What is Hepatitis B? Hepatitis B Causes, Symptoms & Treatment
Hepatitis B is an infectious disease caused by the hepatitis B virus (HBV) which affects the liver. It can cause both acute and chronic infections. Many people have no symptoms during the initial infection. Some develop a rapid onset of sickness with vomiting, yellow skin, feeling tired, dark urine and abdominal pain. Often these symptoms last a few weeks and rarely does the initial infection result in death. It may take 30 to 180 days for symptoms to begin. In those who get infected around the time of birth 90% develop chronic hepatitis B while less than 10% of those infected after the age of five do. Most of those with chronic disease have no symptoms; however, cirrhosis and liver cancer may eventually develop. These complications results in the death of 15 to 25% of those with chronic disease.

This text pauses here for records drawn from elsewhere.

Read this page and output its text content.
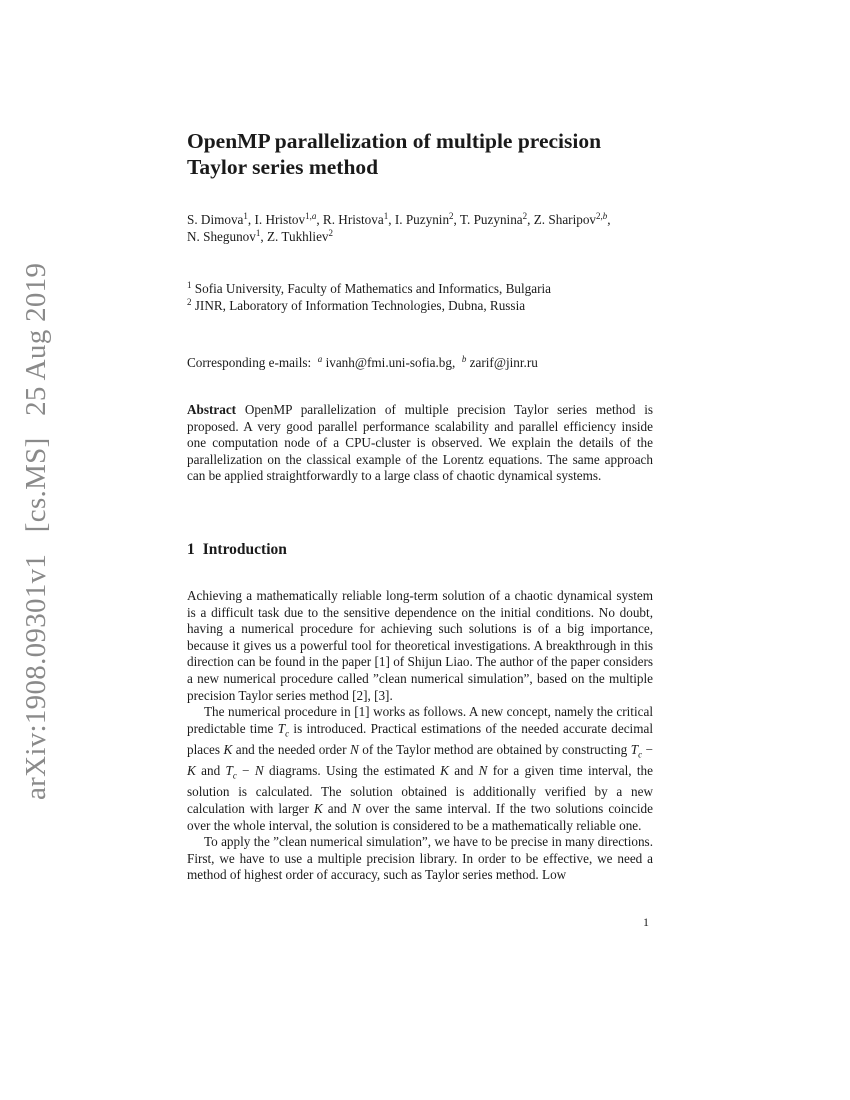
arXiv:1908.09301v1 [cs.MS] 25 Aug 2019
OpenMP parallelization of multiple precision
Taylor series method
S. Dimova$^1$, I. Hristov$^{1,a}$, R. Hristova$^1$, I. Puzynin$^2$, T. Puzynina$^2$, Z. Sharipov$^{2,b}$,
N. Shegunov$^1$, Z. Tukhliev$^2$
$^1$ Sofia University, Faculty of Mathematics and Informatics, Bulgaria
$^2$ JINR, Laboratory of Information Technologies, Dubna, Russia
Corresponding e-mails: $^a$ ivanh@fmi.uni-sofia.bg, $^b$ zarif@jinr.ru
Abstract OpenMP parallelization of multiple precision Taylor series method is proposed. A very good parallel performance scalability and parallel efficiency inside one computation node of a CPU-cluster is observed. We explain the details of the parallelization on the classical example of the Lorentz equations. The same approach can be applied straightforwardly to a large class of chaotic dynamical systems.
1 Introduction

Achieving a mathematically reliable long-term solution of a chaotic dynamical system is a difficult task due to the sensitive dependence on the initial conditions. No doubt, having a numerical procedure for achieving such solutions is of a big importance, because it gives us a powerful tool for theoretical investigations. A breakthrough in this direction can be found in the paper [1] of Shijun Liao. The author of the paper considers a new numerical procedure called ”clean numerical simulation”, based on the multiple precision Taylor series method [2], [3].

The numerical procedure in [1] works as follows. A new concept, namely the critical predictable time $T_c$ is introduced. Practical estimations of the needed accurate decimal places K and the needed order N of the Taylor method are obtained by constructing $T_c - K$ and $T_c - N$ diagrams. Using the estimated K and N for a given time interval, the solution is calculated. The solution obtained is additionally verified by a new calculation with larger K and N over the same interval. If the two solutions coincide over the whole interval, the solution is considered to be a mathematically reliable one.

To apply the ”clean numerical simulation”, we have to be precise in many directions. First, we have to use a multiple precision library. In order to be effective, we need a method of highest order of accuracy, such as Taylor series method. Low

1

You can have hepatitis B and not know it. You may not have symptoms. If you do, they can make you feel like you have the flu. But as long as you have the virus, you can spread it to others.
It’s caused by the hepatitis B virus. It is spread through contact with the blood and body fluids of an infected person.
Hepatitis B: Transmission
Transmission of hepatitis B virus results from exposure to infectious blood or body fluids containing blood. Possible mode of transmission.

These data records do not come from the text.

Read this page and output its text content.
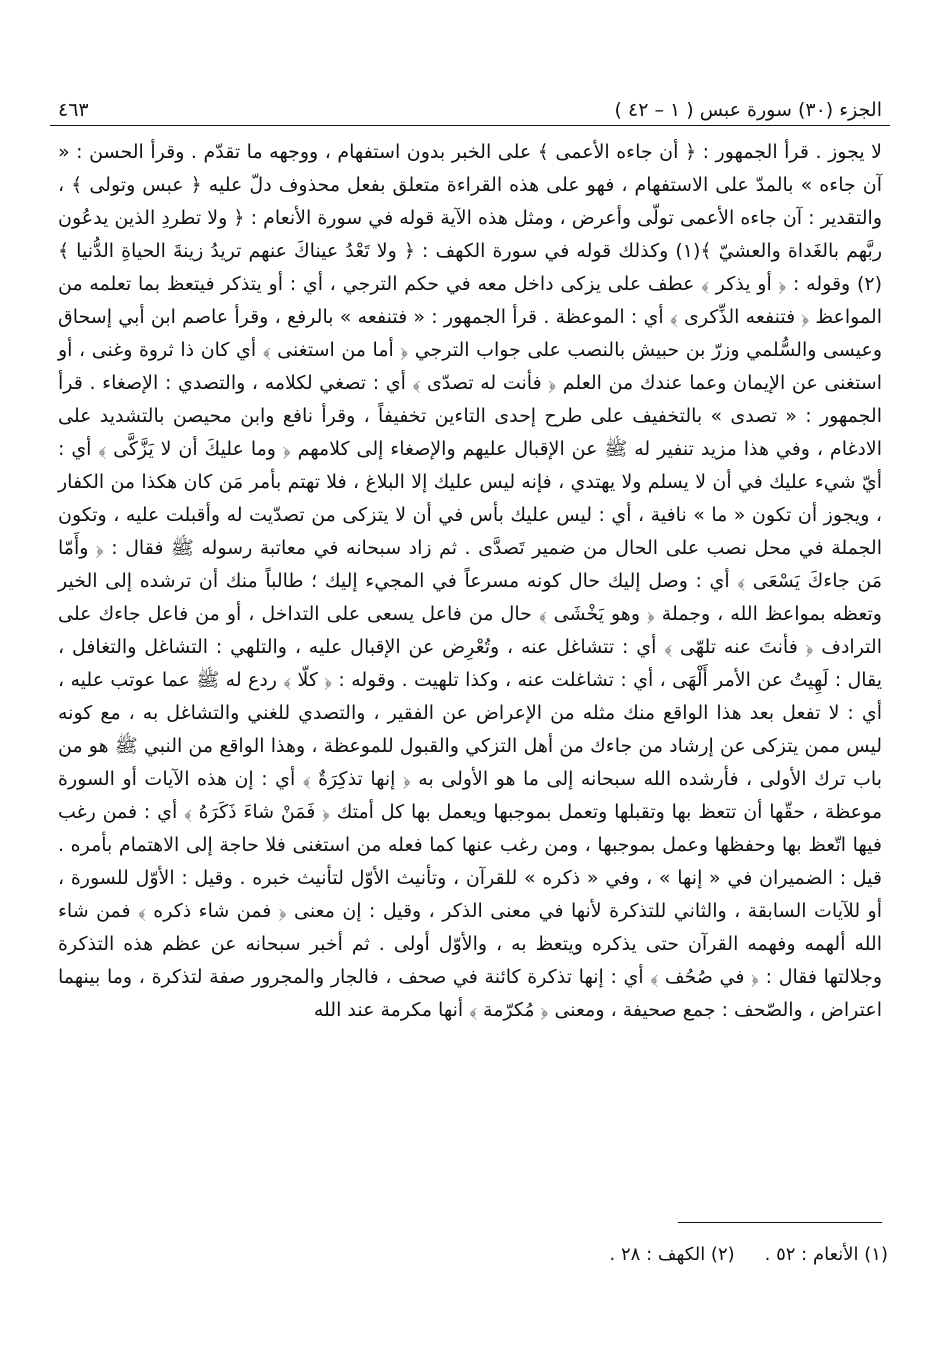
الجزء (٣٠) سورة عبس ( ١ – ٤٢ )
٤٦٣

لا يجوز . قرأ الجمهور : ﴿ أن جاءه الأعمى ﴾ على الخبر بدون استفهام ، ووجهه ما تقدّم . وقرأ الحسن : « آن جاءه » بالمدّ على الاستفهام ، فهو على هذه القراءة متعلق بفعل محذوف دلّ عليه ﴿ عبس وتولى ﴾ ، والتقدير : آن جاءه الأعمى تولّى وأعرض ، ومثل هذه الآية قوله في سورة الأنعام : ﴿ ولا تطردِ الذين يدعُون ربَّهم بالغَداة والعشيّ ﴾(١) وكذلك قوله في سورة الكهف : ﴿ ولا تَعْدُ عيناكَ عنهم تريدُ زينةَ الحياةِ الدُّنيا ﴾(٢) وقوله : ﴿ أو يذكر ﴾ عطف على يزكى داخل معه في حكم الترجي ، أي : أو يتذكر فيتعظ بما تعلمه من المواعظ ﴿ فتنفعه الذِّكرى ﴾ أي : الموعظة . قرأ الجمهور : « فتنفعه » بالرفع ، وقرأ عاصم ابن أبي إسحاق وعيسى والسُّلمي وزرّ بن حبيش بالنصب على جواب الترجي ﴿ أما من استغنى ﴾ أي كان ذا ثروة وغنى ، أو استغنى عن الإيمان وعما عندك من العلم ﴿ فأنت له تصدّى ﴾ أي : تصغي لكلامه ، والتصدي : الإصغاء . قرأ الجمهور : « تصدى » بالتخفيف على طرح إحدى التاءين تخفيفاً ، وقرأ نافع وابن محيصن بالتشديد على الادغام ، وفي هذا مزيد تنفير له ﷺ عن الإقبال عليهم والإصغاء إلى كلامهم ﴿ وما عليكَ أن لا يَزَّكَّى ﴾ أي : أيّ شيء عليك في أن لا يسلم ولا يهتدي ، فإنه ليس عليك إلا البلاغ ، فلا تهتم بأمر مَن كان هكذا من الكفار ، ويجوز أن تكون « ما » نافية ، أي : ليس عليك بأس في أن لا يتزكى من تصدّيت له وأقبلت عليه ، وتكون الجملة في محل نصب على الحال من ضمير تَصدَّى . ثم زاد سبحانه في معاتبة رسوله ﷺ فقال : ﴿ وأَمّا مَن جاءكَ يَسْعَى ﴾ أي : وصل إليك حال كونه مسرعاً في المجيء إليك ؛ طالباً منك أن ترشده إلى الخير وتعظه بمواعظ الله ، وجملة ﴿ وهو يَخْشَى ﴾ حال من فاعل يسعى على التداخل ، أو من فاعل جاءك على الترادف ﴿ فأنتَ عنه تلهّى ﴾ أي : تتشاغل عنه ، وتُعْرِض عن الإقبال عليه ، والتلهي : التشاغل والتغافل ، يقال : لَهِيتُ عن الأمر أَلْهَى ، أي : تشاغلت عنه ، وكذا تلهيت . وقوله : ﴿ كلّا ﴾ ردع له ﷺ عما عوتب عليه ، أي : لا تفعل بعد هذا الواقع منك مثله من الإعراض عن الفقير ، والتصدي للغني والتشاغل به ، مع كونه ليس ممن يتزكى عن إرشاد من جاءك من أهل التزكي والقبول للموعظة ، وهذا الواقع من النبي ﷺ هو من باب ترك الأولى ، فأرشده الله سبحانه إلى ما هو الأولى به ﴿ إنها تذكِرَةٌ ﴾ أي : إن هذه الآيات أو السورة موعظة ، حقّها أن تتعظ بها وتقبلها وتعمل بموجبها ويعمل بها كل أمتك ﴿ فَمَنْ شاءَ ذَكَرَهُ ﴾ أي : فمن رغب فيها اتّعظ بها وحفظها وعمل بموجبها ، ومن رغب عنها كما فعله من استغنى فلا حاجة إلى الاهتمام بأمره . قيل : الضميران في « إنها » ، وفي « ذكره » للقرآن ، وتأنيث الأوّل لتأنيث خبره . وقيل : الأوّل للسورة ، أو للآيات السابقة ، والثاني للتذكرة لأنها في معنى الذكر ، وقيل : إن معنى ﴿ فمن شاء ذكره ﴾ فمن شاء الله ألهمه وفهمه القرآن حتى يذكره ويتعظ به ، والأوّل أولى . ثم أخبر سبحانه عن عظم هذه التذكرة وجلالتها فقال : ﴿ في صُحُف ﴾ أي : إنها تذكرة كائنة في صحف ، فالجار والمجرور صفة لتذكرة ، وما بينهما اعتراض ، والصّحف : جمع صحيفة ، ومعنى ﴿ مُكرّمة ﴾ أنها مكرمة عند الله

(١) الأنعام : ٥٢ .
(٢) الكهف : ٢٨ .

- Have sex with an infected person without using a condom.
- Share needles (used for injecting drugs) with an infected person.
- Get a tattoo or piercing with tools that weren’t sterilized.

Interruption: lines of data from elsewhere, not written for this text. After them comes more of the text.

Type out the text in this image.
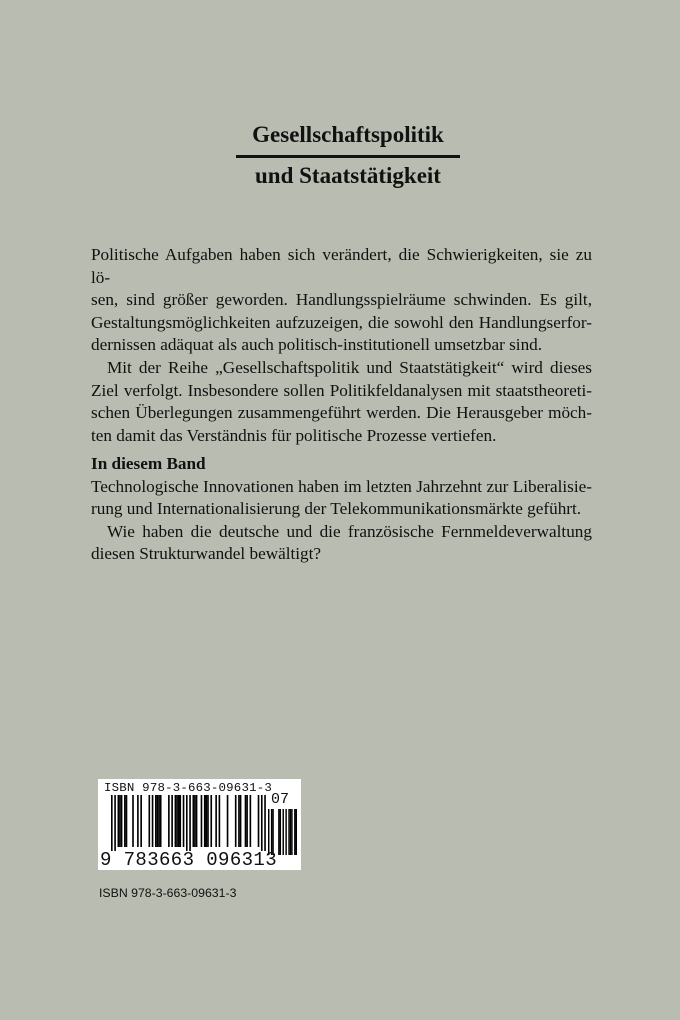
Gesellschaftspolitik
und Staatstätigkeit

Politische Aufgaben haben sich verändert, die Schwierigkeiten, sie zu lö-

sen, sind größer geworden. Handlungsspielräume schwinden. Es gilt,

Gestaltungsmöglichkeiten aufzuzeigen, die sowohl den Handlungserfor-

dernissen adäquat als auch politisch-institutionell umsetzbar sind.

Mit der Reihe „Gesellschaftspolitik und Staatstätigkeit“ wird dieses

Ziel verfolgt. Insbesondere sollen Politikfeldanalysen mit staatstheoreti-

schen Überlegungen zusammengeführt werden. Die Herausgeber möch-

ten damit das Verständnis für politische Prozesse vertiefen.

In diesem Band

Technologische Innovationen haben im letzten Jahrzehnt zur Liberalisie-

rung und Internationalisierung der Telekommunikationsmärkte geführt.

Wie haben die deutsche und die französische Fernmeldeverwaltung

diesen Strukturwandel bewältigt?

ISBN 978-3-663-09631-3
07
9 783663 096313
ISBN 978-3-663-09631-3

- Share personal items like razors or toothbrushes with an infected person.
- A mother who has the virus can pass it to her baby during delivery.
Medical experts recommend that all pregnant women get tested for hepatitis B. If you have the virus, your baby can get shots to help prevent infection with the virus.
Note: You cannot get hepatitis B from casual contact such as hugging, kissing, sneezing, coughing, or sharing food or drinks.
Prevention From Transmission Of Hepatitis B
- Use a condom when you have sex.
- Don’t share needles.
- Wear latex or plastic gloves if you have to touch blood.
- Don’t share toothbrushes or razors.
- Don’t get a tattoo, or make sure that the needles used have been cleaned properly and are sterile.
Hepatitis B: Symptoms
- Feeling very tired.
- Mild fever.
- Not wanting to eat.
- Feeling sick to your stomach or vomiting.
- Belly pain.
- Diarrhea or constipation.
- Muscle aches and joint pain.
- Yellowish eyes and skin (jaundice). Jaundice usually appears only after other symptoms have started to go away.
Note: Many people with hepatitis B don’t know they have it, because they don’t have symptoms. If you do have symptoms, you may just feel like you have the flu.
Treatment: Hepatitis B
Acute hepatitis B infection does not usually require treatment and most adults clear the infection spontaneously. Early antiviral treatment may be required in fewer than 1% of people, whose infection takes a very aggressive course (fulminant hepatitis) or who are immunocompromised. On the other hand, treatment of chronic infection may be necessary to reduce the risk of cirrhosis and liver cancer. Chronically infected individuals with persistently elevated serum alanine aminotransferase, a marker of liver damage, and HBV DNA levels are candidates for therapy. Treatment lasts from six months to a year, depending on medication and genotype.
Vaccines for the prevention of hepatitis B have been routinely recommended for infants since 1991 in the United States. Most vaccines are given in three doses over a course of months. A protective response to the vaccine is defined as an anti-HBs antibody concentration of at least 10 mIU/ml in the recipient’s serum. The vaccine is more effective in children and 95 percent of those vaccinated have protective levels of antibody. This drops to around 90% at 40 years of age and to around 75 percent in those over 60 years. The protection afforded by vaccination is long lasting even after antibody levels fall below 10 mIU/ml. Vaccination at birth is recommended for all infants of HBV infected mothers. A combination of hepatitis B immune globulin and an accelerated course of HBV vaccine prevents HBV transmission around the time of birth in 86% to 99% of cases.